Wie die Leitung des Krankenhauses in einer Erklärung an den Präsidenten der Region, Mario Oliverio, betont, handelt es sich um einen einzigen männlichen Patienten, der um 9.32 Uhr am 28. Juli ins Krankenhaus eingeliefert wurde. Die Gliedmaßen von C. A. seien bereits am Unfallort mit Karton in eine ruhige Lage gebracht worden. Gründliche Untersuchungen samt Röntgenaufnahme und Elektrokardiographie (EKG) seien drei Minuten nach seiner Einlieferung erfolgt.
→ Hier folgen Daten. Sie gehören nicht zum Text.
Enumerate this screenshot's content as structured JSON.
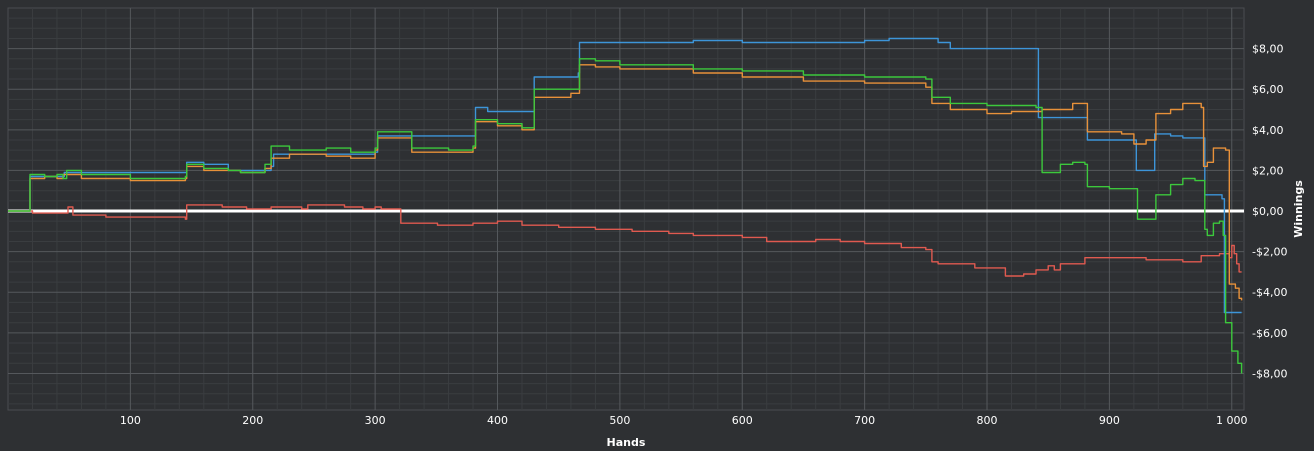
{
  "chart_data": {
    "type": "line",
    "xlabel": "Hands",
    "ylabel": "Winnings",
    "xlim": [
      0,
      1010
    ],
    "ylim": [
      -9.8,
      10
    ],
    "x_ticks": [
      100,
      200,
      300,
      400,
      500,
      600,
      700,
      800,
      900,
      1000
    ],
    "x_tick_labels": [
      "100",
      "200",
      "300",
      "400",
      "500",
      "600",
      "700",
      "800",
      "900",
      "1 000"
    ],
    "y_ticks": [
      8,
      6,
      4,
      2,
      0,
      -2,
      -4,
      -6,
      -8
    ],
    "y_tick_labels": [
      "$8,00",
      "$6,00",
      "$4,00",
      "$2,00",
      "$0,00",
      "-$2,00",
      "-$4,00",
      "-$6,00",
      "-$8,00"
    ],
    "grid": true,
    "zero_line": true,
    "series": [
      {
        "color": "#e05a50",
        "points": [
          [
            0,
            0
          ],
          [
            20,
            -0.1
          ],
          [
            48,
            -0.1
          ],
          [
            49,
            0.2
          ],
          [
            52,
            0.2
          ],
          [
            53,
            -0.2
          ],
          [
            80,
            -0.3
          ],
          [
            145,
            -0.4
          ],
          [
            146,
            0.3
          ],
          [
            175,
            0.2
          ],
          [
            195,
            0.1
          ],
          [
            215,
            0.2
          ],
          [
            240,
            0.1
          ],
          [
            245,
            0.3
          ],
          [
            275,
            0.2
          ],
          [
            290,
            0.1
          ],
          [
            300,
            0.2
          ],
          [
            305,
            0.1
          ],
          [
            320,
            0.1
          ],
          [
            321,
            -0.6
          ],
          [
            350,
            -0.6
          ],
          [
            351,
            -0.7
          ],
          [
            380,
            -0.6
          ],
          [
            400,
            -0.5
          ],
          [
            420,
            -0.7
          ],
          [
            450,
            -0.8
          ],
          [
            480,
            -0.9
          ],
          [
            500,
            -0.9
          ],
          [
            510,
            -1.0
          ],
          [
            540,
            -1.1
          ],
          [
            560,
            -1.2
          ],
          [
            600,
            -1.3
          ],
          [
            620,
            -1.5
          ],
          [
            650,
            -1.5
          ],
          [
            660,
            -1.4
          ],
          [
            680,
            -1.5
          ],
          [
            700,
            -1.6
          ],
          [
            730,
            -1.8
          ],
          [
            750,
            -1.9
          ],
          [
            755,
            -2.5
          ],
          [
            760,
            -2.6
          ],
          [
            790,
            -2.8
          ],
          [
            810,
            -2.8
          ],
          [
            815,
            -3.2
          ],
          [
            830,
            -3.1
          ],
          [
            840,
            -2.9
          ],
          [
            850,
            -2.7
          ],
          [
            855,
            -2.9
          ],
          [
            860,
            -2.6
          ],
          [
            880,
            -2.3
          ],
          [
            900,
            -2.3
          ],
          [
            930,
            -2.4
          ],
          [
            960,
            -2.5
          ],
          [
            975,
            -2.2
          ],
          [
            990,
            -2.1
          ],
          [
            998,
            -2.3
          ],
          [
            1000,
            -1.7
          ],
          [
            1002,
            -2.1
          ],
          [
            1004,
            -2.6
          ],
          [
            1006,
            -3.0
          ],
          [
            1008,
            -3.0
          ]
        ]
      },
      {
        "color": "#3d95d9",
        "points": [
          [
            0,
            0
          ],
          [
            17,
            0
          ],
          [
            18,
            1.7
          ],
          [
            40,
            1.7
          ],
          [
            45,
            1.7
          ],
          [
            46,
            1.9
          ],
          [
            60,
            1.9
          ],
          [
            145,
            1.9
          ],
          [
            146,
            2.4
          ],
          [
            160,
            2.3
          ],
          [
            180,
            2.0
          ],
          [
            200,
            2.0
          ],
          [
            215,
            2.2
          ],
          [
            217,
            2.8
          ],
          [
            230,
            2.8
          ],
          [
            260,
            2.8
          ],
          [
            300,
            2.9
          ],
          [
            302,
            3.7
          ],
          [
            380,
            3.7
          ],
          [
            382,
            5.1
          ],
          [
            390,
            5.1
          ],
          [
            392,
            4.9
          ],
          [
            428,
            4.9
          ],
          [
            430,
            6.6
          ],
          [
            460,
            6.6
          ],
          [
            466,
            6.8
          ],
          [
            467,
            8.3
          ],
          [
            500,
            8.3
          ],
          [
            560,
            8.4
          ],
          [
            600,
            8.3
          ],
          [
            700,
            8.4
          ],
          [
            720,
            8.5
          ],
          [
            760,
            8.3
          ],
          [
            770,
            8.0
          ],
          [
            830,
            8.0
          ],
          [
            840,
            8.0
          ],
          [
            842,
            4.6
          ],
          [
            880,
            4.6
          ],
          [
            882,
            3.5
          ],
          [
            920,
            3.5
          ],
          [
            922,
            2.0
          ],
          [
            935,
            2.0
          ],
          [
            937,
            3.8
          ],
          [
            950,
            3.7
          ],
          [
            960,
            3.6
          ],
          [
            975,
            3.6
          ],
          [
            978,
            0.8
          ],
          [
            990,
            0.8
          ],
          [
            992,
            0.6
          ],
          [
            994,
            -5.0
          ],
          [
            1008,
            -5.0
          ]
        ]
      },
      {
        "color": "#e8913a",
        "points": [
          [
            0,
            0
          ],
          [
            17,
            0
          ],
          [
            18,
            1.6
          ],
          [
            30,
            1.7
          ],
          [
            40,
            1.6
          ],
          [
            45,
            1.8
          ],
          [
            60,
            1.6
          ],
          [
            100,
            1.5
          ],
          [
            145,
            1.6
          ],
          [
            146,
            2.2
          ],
          [
            160,
            2.0
          ],
          [
            190,
            1.9
          ],
          [
            210,
            2.1
          ],
          [
            215,
            2.6
          ],
          [
            230,
            2.8
          ],
          [
            260,
            2.7
          ],
          [
            280,
            2.6
          ],
          [
            300,
            3.0
          ],
          [
            302,
            3.6
          ],
          [
            330,
            2.9
          ],
          [
            360,
            2.9
          ],
          [
            380,
            3.1
          ],
          [
            382,
            4.4
          ],
          [
            400,
            4.2
          ],
          [
            420,
            4.0
          ],
          [
            430,
            5.6
          ],
          [
            460,
            5.8
          ],
          [
            467,
            7.2
          ],
          [
            480,
            7.1
          ],
          [
            500,
            7.0
          ],
          [
            560,
            6.8
          ],
          [
            600,
            6.6
          ],
          [
            650,
            6.4
          ],
          [
            700,
            6.3
          ],
          [
            750,
            6.1
          ],
          [
            755,
            5.3
          ],
          [
            770,
            5.0
          ],
          [
            800,
            4.8
          ],
          [
            820,
            4.9
          ],
          [
            845,
            5.0
          ],
          [
            850,
            5.0
          ],
          [
            870,
            5.3
          ],
          [
            880,
            5.3
          ],
          [
            882,
            3.9
          ],
          [
            900,
            3.9
          ],
          [
            910,
            3.8
          ],
          [
            920,
            3.3
          ],
          [
            930,
            3.5
          ],
          [
            938,
            4.8
          ],
          [
            950,
            5.0
          ],
          [
            960,
            5.3
          ],
          [
            975,
            5.1
          ],
          [
            977,
            2.2
          ],
          [
            980,
            2.4
          ],
          [
            985,
            3.1
          ],
          [
            990,
            3.1
          ],
          [
            995,
            3.0
          ],
          [
            998,
            -3.6
          ],
          [
            1003,
            -3.8
          ],
          [
            1006,
            -4.3
          ],
          [
            1008,
            -4.4
          ]
        ]
      },
      {
        "color": "#3cc83c",
        "points": [
          [
            0,
            0
          ],
          [
            17,
            0
          ],
          [
            18,
            1.8
          ],
          [
            30,
            1.7
          ],
          [
            40,
            1.8
          ],
          [
            45,
            1.6
          ],
          [
            48,
            2.0
          ],
          [
            60,
            1.8
          ],
          [
            100,
            1.6
          ],
          [
            145,
            1.7
          ],
          [
            146,
            2.3
          ],
          [
            160,
            2.1
          ],
          [
            180,
            2.0
          ],
          [
            190,
            1.9
          ],
          [
            210,
            2.3
          ],
          [
            215,
            3.2
          ],
          [
            230,
            3.0
          ],
          [
            260,
            3.1
          ],
          [
            280,
            2.9
          ],
          [
            300,
            3.1
          ],
          [
            302,
            3.9
          ],
          [
            330,
            3.1
          ],
          [
            360,
            3.0
          ],
          [
            380,
            3.2
          ],
          [
            382,
            4.5
          ],
          [
            400,
            4.3
          ],
          [
            420,
            4.1
          ],
          [
            430,
            6.0
          ],
          [
            460,
            6.0
          ],
          [
            467,
            7.5
          ],
          [
            480,
            7.4
          ],
          [
            500,
            7.2
          ],
          [
            560,
            7.0
          ],
          [
            600,
            6.9
          ],
          [
            650,
            6.7
          ],
          [
            700,
            6.6
          ],
          [
            750,
            6.5
          ],
          [
            755,
            5.6
          ],
          [
            770,
            5.3
          ],
          [
            800,
            5.2
          ],
          [
            820,
            5.2
          ],
          [
            840,
            5.1
          ],
          [
            845,
            1.9
          ],
          [
            860,
            2.3
          ],
          [
            870,
            2.4
          ],
          [
            880,
            2.3
          ],
          [
            882,
            1.2
          ],
          [
            900,
            1.1
          ],
          [
            920,
            1.1
          ],
          [
            923,
            -0.4
          ],
          [
            935,
            -0.4
          ],
          [
            938,
            0.8
          ],
          [
            950,
            1.3
          ],
          [
            960,
            1.6
          ],
          [
            970,
            1.5
          ],
          [
            975,
            1.5
          ],
          [
            978,
            -0.9
          ],
          [
            980,
            -1.2
          ],
          [
            985,
            -0.6
          ],
          [
            990,
            -0.5
          ],
          [
            993,
            -1.2
          ],
          [
            995,
            -5.5
          ],
          [
            1000,
            -6.9
          ],
          [
            1005,
            -7.5
          ],
          [
            1008,
            -8.0
          ]
        ]
      }
    ]
  }
}
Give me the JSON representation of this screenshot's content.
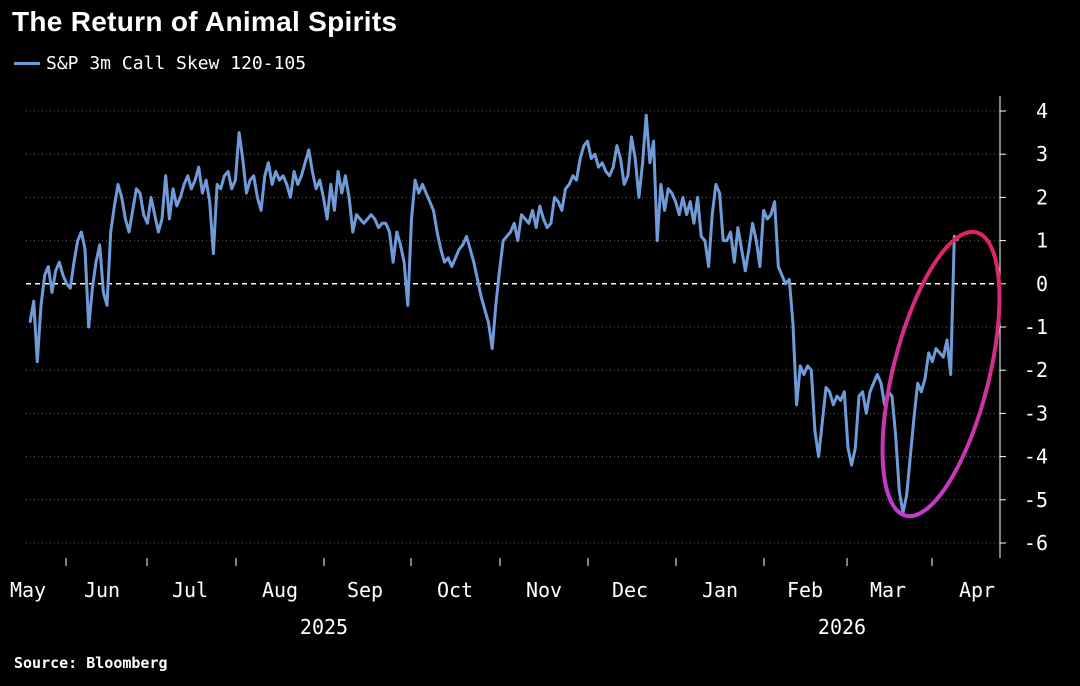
{
  "chart_data": {
    "type": "line",
    "title": "The Return of Animal Spirits",
    "source": "Source: Bloomberg",
    "ylim": [
      -6,
      4
    ],
    "y_ticks": [
      "4",
      "3",
      "2",
      "1",
      "0",
      "-1",
      "-2",
      "-3",
      "-4",
      "-5",
      "-6"
    ],
    "x_ticks": [
      "May",
      "Jun",
      "Jul",
      "Aug",
      "Sep",
      "Oct",
      "Nov",
      "Dec",
      "Jan",
      "Feb",
      "Mar",
      "Apr"
    ],
    "years": [
      "2025",
      "2026"
    ],
    "grid": true,
    "reference_line": 0,
    "colors": {
      "series": "#6f9bd8",
      "highlight": [
        "#e0245e",
        "#c23ccf"
      ],
      "grid": "#666666"
    },
    "series": [
      {
        "name": "S&P 3m Call Skew 120-105",
        "values": [
          -0.9,
          -0.4,
          -1.8,
          -0.5,
          0.2,
          0.4,
          -0.2,
          0.3,
          0.5,
          0.2,
          0.0,
          -0.1,
          0.5,
          1.0,
          1.2,
          0.8,
          -1.0,
          -0.1,
          0.5,
          0.9,
          -0.2,
          -0.5,
          1.2,
          1.8,
          2.3,
          2.0,
          1.5,
          1.2,
          1.7,
          2.2,
          2.1,
          1.6,
          1.4,
          2.0,
          1.6,
          1.2,
          1.5,
          2.5,
          1.5,
          2.2,
          1.8,
          2.0,
          2.3,
          2.5,
          2.2,
          2.4,
          2.7,
          2.1,
          2.4,
          1.9,
          0.7,
          2.3,
          2.2,
          2.5,
          2.6,
          2.2,
          2.4,
          3.5,
          2.9,
          2.1,
          2.4,
          2.5,
          2.0,
          1.7,
          2.5,
          2.8,
          2.3,
          2.6,
          2.4,
          2.5,
          2.3,
          2.0,
          2.6,
          2.3,
          2.5,
          2.8,
          3.1,
          2.6,
          2.2,
          2.4,
          2.0,
          1.5,
          2.3,
          1.7,
          2.6,
          2.1,
          2.5,
          2.0,
          1.2,
          1.6,
          1.5,
          1.4,
          1.5,
          1.6,
          1.5,
          1.3,
          1.4,
          1.4,
          1.2,
          0.5,
          1.2,
          0.9,
          0.5,
          -0.5,
          1.5,
          2.4,
          2.1,
          2.3,
          2.1,
          1.9,
          1.7,
          1.2,
          0.8,
          0.5,
          0.6,
          0.4,
          0.6,
          0.8,
          0.9,
          1.1,
          0.8,
          0.5,
          0.1,
          -0.3,
          -0.6,
          -0.9,
          -1.5,
          -0.5,
          0.3,
          1.0,
          1.1,
          1.2,
          1.4,
          1.0,
          1.6,
          1.5,
          1.4,
          1.7,
          1.3,
          1.8,
          1.5,
          1.3,
          1.4,
          2.0,
          1.9,
          1.7,
          2.2,
          2.3,
          2.5,
          2.4,
          2.9,
          3.2,
          3.3,
          2.9,
          3.0,
          2.7,
          2.8,
          2.6,
          2.5,
          2.7,
          3.2,
          2.9,
          2.3,
          2.5,
          3.4,
          2.9,
          2.0,
          2.8,
          3.9,
          2.8,
          3.3,
          1.0,
          2.3,
          1.7,
          2.2,
          2.1,
          1.9,
          1.6,
          2.0,
          1.6,
          1.9,
          1.4,
          2.0,
          1.1,
          1.0,
          0.4,
          1.6,
          2.3,
          2.1,
          1.0,
          1.0,
          1.2,
          0.5,
          1.3,
          0.8,
          0.3,
          0.8,
          1.4,
          1.0,
          0.4,
          1.7,
          1.5,
          1.6,
          1.9,
          0.4,
          0.2,
          0.0,
          0.1,
          -0.9,
          -2.8,
          -1.9,
          -2.1,
          -1.9,
          -2.0,
          -3.4,
          -4.0,
          -3.2,
          -2.4,
          -2.5,
          -2.8,
          -2.6,
          -2.7,
          -2.5,
          -3.8,
          -4.2,
          -3.8,
          -2.6,
          -2.5,
          -3.0,
          -2.5,
          -2.3,
          -2.1,
          -2.3,
          -2.8,
          -2.5,
          -2.6,
          -3.5,
          -4.8,
          -5.3,
          -4.9,
          -4.0,
          -3.1,
          -2.3,
          -2.5,
          -2.2,
          -1.6,
          -1.8,
          -1.5,
          -1.6,
          -1.7,
          -1.3,
          -2.1,
          1.1,
          1.0
        ]
      }
    ]
  }
}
Der Karton sei deshalb vorerst nicht entfernt worden, um den Patienten unnötige Schmerzen zu ersparen und eine Röntgenaufnahme ohne Interferenzen zu ermöglichen. Sobald der Mann in der Station aufgenommen wurde, seien die verletzten Gliedmaßen eingegipst worden.
Außerdem gibt es laut der Leitung des Krankenhauses den Fall einer Patientin, die am Montag eingeliefert worden war. O. G. wandte sich kurz nach 7.00 Uhr an die Notaufnahme nach einem Unfall. Auch sie wurde provisorisch mit einer Stützbandage aus Metall, das keine Röntgenstrahlen durchlässt, erstversorgt und mit einem Karton bewegungsunfähig gemacht. Nach der Röntgenaufnahme erhielt auch die Frau einen Gips.